Before we get started, here is a quick summary of current hardware on the market for the Nexus 7000.
- Supervisor 1
- Fabric Modules (FAB1, FAB2)
- M1 Linecards (48 Port 10/100/1000, 48 Port 1G SFP, 32 Port 10G, 8 port 10G)
- F1 Linecards (32 Port 1G/10G, F2 linecards, 48 Port 1G/10G)
- Fabric Extenders (2148, 2224, 2248, 2232)
- Chassis (7009, 7010, 7018)
Instead of writing about all of these design considerations, I thought I’d break it down into a Q & A format, as that’s typically how I end up getting these questions anyway. I’ve ran into all of these questions over the past few weeks (many more than once), so hopefully this will be a good starting point, for myself as I tend to forget, and many others out there, to check compatibility issues between the hardware, software, features, and licenses of the Nexus 7000. The goal is to keep the answers short and to the point.
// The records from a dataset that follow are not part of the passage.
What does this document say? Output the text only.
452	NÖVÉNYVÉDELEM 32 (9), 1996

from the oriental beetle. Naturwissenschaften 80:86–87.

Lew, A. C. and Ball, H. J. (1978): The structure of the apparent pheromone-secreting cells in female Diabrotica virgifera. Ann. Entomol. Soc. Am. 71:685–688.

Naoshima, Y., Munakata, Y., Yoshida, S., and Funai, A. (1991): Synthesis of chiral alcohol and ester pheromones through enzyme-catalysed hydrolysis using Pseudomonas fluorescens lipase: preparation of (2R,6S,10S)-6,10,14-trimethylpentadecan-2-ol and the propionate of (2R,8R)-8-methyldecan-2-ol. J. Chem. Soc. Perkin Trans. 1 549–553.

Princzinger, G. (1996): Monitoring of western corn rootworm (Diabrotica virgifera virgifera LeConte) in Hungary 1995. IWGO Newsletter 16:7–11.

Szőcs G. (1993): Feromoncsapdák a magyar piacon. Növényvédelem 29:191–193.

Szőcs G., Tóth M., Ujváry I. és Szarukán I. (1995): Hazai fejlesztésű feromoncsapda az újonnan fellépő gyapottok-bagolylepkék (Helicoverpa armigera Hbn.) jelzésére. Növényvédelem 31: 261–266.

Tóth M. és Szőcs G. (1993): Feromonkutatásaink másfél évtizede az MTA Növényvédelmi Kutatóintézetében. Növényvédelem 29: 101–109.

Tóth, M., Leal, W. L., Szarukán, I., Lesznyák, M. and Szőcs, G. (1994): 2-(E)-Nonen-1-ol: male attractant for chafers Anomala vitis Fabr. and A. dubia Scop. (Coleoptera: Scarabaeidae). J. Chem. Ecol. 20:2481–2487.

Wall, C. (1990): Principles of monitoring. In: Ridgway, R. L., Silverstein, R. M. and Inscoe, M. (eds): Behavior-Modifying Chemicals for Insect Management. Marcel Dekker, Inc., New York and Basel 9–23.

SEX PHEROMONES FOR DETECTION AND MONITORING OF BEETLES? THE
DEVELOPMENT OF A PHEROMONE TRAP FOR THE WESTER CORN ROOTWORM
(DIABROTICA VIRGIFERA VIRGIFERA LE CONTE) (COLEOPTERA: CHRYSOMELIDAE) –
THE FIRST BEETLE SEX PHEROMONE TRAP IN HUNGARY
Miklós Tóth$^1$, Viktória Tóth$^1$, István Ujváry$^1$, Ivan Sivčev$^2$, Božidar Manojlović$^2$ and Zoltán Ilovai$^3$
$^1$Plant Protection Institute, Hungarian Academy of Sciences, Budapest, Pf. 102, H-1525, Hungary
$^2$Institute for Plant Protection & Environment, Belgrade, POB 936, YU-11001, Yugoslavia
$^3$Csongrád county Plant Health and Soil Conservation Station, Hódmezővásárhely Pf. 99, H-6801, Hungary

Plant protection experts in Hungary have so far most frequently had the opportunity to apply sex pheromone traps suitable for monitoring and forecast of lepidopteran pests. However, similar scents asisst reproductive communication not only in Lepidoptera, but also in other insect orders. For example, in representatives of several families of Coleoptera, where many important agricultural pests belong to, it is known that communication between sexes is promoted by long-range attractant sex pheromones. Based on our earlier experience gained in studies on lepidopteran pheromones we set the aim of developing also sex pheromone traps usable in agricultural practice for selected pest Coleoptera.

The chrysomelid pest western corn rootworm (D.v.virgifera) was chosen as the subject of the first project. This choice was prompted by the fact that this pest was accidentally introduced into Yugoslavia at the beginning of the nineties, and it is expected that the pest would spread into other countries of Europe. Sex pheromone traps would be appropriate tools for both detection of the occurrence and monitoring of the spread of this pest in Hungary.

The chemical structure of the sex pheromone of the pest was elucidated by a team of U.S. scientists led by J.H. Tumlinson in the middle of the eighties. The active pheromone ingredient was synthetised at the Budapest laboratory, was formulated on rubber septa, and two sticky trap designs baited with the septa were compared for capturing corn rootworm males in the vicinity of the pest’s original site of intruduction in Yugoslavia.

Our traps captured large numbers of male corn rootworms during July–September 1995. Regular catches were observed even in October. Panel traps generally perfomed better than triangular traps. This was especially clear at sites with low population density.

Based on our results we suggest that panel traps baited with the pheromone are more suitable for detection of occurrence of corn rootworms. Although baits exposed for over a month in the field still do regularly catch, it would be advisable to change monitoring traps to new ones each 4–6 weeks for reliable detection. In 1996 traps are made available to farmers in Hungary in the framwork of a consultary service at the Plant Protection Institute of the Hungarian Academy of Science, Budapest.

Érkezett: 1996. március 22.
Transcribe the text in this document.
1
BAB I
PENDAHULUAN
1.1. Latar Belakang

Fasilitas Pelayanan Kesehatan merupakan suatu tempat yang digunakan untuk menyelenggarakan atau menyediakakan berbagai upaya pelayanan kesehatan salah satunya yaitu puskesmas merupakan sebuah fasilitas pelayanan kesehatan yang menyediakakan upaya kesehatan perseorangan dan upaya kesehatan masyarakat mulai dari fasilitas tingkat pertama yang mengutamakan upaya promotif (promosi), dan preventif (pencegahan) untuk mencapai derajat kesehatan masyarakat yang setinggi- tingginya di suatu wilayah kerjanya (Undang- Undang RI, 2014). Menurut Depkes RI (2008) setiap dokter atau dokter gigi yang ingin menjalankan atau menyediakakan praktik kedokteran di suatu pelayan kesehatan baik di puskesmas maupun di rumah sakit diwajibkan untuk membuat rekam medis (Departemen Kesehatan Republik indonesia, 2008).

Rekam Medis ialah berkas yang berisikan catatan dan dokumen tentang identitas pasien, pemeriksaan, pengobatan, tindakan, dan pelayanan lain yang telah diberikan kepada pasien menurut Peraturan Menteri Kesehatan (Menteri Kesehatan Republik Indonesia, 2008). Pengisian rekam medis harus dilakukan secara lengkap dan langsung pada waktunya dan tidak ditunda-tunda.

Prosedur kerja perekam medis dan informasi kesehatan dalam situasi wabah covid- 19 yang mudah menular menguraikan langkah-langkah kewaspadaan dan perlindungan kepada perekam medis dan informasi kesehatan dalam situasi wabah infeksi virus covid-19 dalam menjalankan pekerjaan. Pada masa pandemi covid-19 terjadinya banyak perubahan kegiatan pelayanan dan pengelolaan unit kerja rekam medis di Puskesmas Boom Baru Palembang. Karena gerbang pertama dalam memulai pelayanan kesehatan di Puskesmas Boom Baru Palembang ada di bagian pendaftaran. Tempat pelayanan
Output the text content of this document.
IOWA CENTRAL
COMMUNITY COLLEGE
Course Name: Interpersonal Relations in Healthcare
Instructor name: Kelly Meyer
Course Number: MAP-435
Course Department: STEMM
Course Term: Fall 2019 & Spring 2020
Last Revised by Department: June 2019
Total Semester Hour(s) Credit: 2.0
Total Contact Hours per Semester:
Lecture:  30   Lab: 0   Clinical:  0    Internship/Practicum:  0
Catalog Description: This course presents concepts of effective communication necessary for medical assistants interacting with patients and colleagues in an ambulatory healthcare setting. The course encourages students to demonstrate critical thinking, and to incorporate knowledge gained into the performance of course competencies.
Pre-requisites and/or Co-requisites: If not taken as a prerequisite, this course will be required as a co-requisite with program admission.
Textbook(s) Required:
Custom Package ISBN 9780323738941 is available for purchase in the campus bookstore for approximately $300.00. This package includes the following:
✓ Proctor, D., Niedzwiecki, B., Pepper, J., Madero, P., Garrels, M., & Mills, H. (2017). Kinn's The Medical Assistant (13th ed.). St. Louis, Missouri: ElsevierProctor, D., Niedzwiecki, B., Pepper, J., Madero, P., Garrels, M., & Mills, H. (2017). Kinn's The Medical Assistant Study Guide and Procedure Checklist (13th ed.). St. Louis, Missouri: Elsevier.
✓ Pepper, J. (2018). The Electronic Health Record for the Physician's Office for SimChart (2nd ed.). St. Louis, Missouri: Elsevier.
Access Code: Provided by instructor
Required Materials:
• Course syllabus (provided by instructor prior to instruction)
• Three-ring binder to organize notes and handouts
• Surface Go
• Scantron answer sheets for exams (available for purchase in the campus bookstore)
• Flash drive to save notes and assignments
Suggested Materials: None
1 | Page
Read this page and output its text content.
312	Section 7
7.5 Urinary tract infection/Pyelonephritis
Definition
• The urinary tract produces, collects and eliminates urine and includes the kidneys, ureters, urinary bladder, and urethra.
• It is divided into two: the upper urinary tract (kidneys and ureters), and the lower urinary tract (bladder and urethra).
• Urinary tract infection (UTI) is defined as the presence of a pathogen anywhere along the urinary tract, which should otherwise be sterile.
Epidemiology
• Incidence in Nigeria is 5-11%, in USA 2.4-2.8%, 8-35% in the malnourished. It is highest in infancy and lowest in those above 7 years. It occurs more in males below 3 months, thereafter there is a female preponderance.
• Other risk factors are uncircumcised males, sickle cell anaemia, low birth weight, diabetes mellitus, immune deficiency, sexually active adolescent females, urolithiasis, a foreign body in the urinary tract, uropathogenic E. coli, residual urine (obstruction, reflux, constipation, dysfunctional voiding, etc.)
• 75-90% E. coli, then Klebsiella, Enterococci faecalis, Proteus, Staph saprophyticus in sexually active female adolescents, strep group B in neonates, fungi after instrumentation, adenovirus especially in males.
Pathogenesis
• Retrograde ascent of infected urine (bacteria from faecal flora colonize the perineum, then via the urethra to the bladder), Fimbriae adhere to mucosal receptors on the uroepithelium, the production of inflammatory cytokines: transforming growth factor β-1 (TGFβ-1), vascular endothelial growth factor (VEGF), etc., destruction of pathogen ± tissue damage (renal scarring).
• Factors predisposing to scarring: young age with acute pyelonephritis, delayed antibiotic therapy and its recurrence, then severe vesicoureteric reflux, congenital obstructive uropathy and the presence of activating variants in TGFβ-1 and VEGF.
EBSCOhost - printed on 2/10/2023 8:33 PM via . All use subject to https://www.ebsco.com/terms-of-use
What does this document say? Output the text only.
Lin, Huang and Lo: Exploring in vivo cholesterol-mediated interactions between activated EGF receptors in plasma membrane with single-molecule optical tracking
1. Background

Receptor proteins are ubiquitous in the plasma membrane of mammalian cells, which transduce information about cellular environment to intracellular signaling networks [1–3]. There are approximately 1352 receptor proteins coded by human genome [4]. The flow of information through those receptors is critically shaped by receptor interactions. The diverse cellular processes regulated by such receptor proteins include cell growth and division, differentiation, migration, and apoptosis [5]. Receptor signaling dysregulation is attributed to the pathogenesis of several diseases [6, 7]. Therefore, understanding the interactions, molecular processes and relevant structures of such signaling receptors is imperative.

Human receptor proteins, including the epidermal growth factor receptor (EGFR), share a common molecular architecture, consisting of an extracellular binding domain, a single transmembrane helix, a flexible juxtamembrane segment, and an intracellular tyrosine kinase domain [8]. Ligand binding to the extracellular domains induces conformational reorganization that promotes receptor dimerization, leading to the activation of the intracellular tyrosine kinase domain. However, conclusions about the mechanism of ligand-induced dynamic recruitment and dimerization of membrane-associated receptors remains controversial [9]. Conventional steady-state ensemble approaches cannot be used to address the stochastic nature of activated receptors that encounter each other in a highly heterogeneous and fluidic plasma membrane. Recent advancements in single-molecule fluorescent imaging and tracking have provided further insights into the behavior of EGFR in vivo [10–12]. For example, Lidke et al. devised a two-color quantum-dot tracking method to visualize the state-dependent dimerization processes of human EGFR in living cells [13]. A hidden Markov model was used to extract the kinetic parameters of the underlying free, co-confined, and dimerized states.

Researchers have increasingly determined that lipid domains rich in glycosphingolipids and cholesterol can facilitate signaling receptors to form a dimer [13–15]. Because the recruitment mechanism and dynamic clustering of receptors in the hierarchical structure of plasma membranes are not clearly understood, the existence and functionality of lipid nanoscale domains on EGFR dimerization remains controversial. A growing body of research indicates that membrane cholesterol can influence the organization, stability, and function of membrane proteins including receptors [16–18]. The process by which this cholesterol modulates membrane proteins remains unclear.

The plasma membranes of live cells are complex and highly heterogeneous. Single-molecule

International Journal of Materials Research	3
What are the throughput capabilities and differences of the two fabric modules (FAB1 & FAB2)?
It is important to note each chassis supports up to five (5) fabric modules. Each FAB1 has a maximum throughput of 46Gbps/slot meaning the total per slot bandwidth available when there are five (5) FAB1s in a single chassis would be 230Gbps. Each FAB2 has a maximum throughput of 110Gbps/slot meaning the total per slot bandwidth available when there are five (5) FAB2s in a single chassis would be 550Gbps. The next question goes into this a bit deeper and how the MAXIMUM theoretical per slot bandwidth comes down based on which particular linecards are being used. In other words, the max bandwidth per slot is really dependent on the fabric connection of the linecard being used.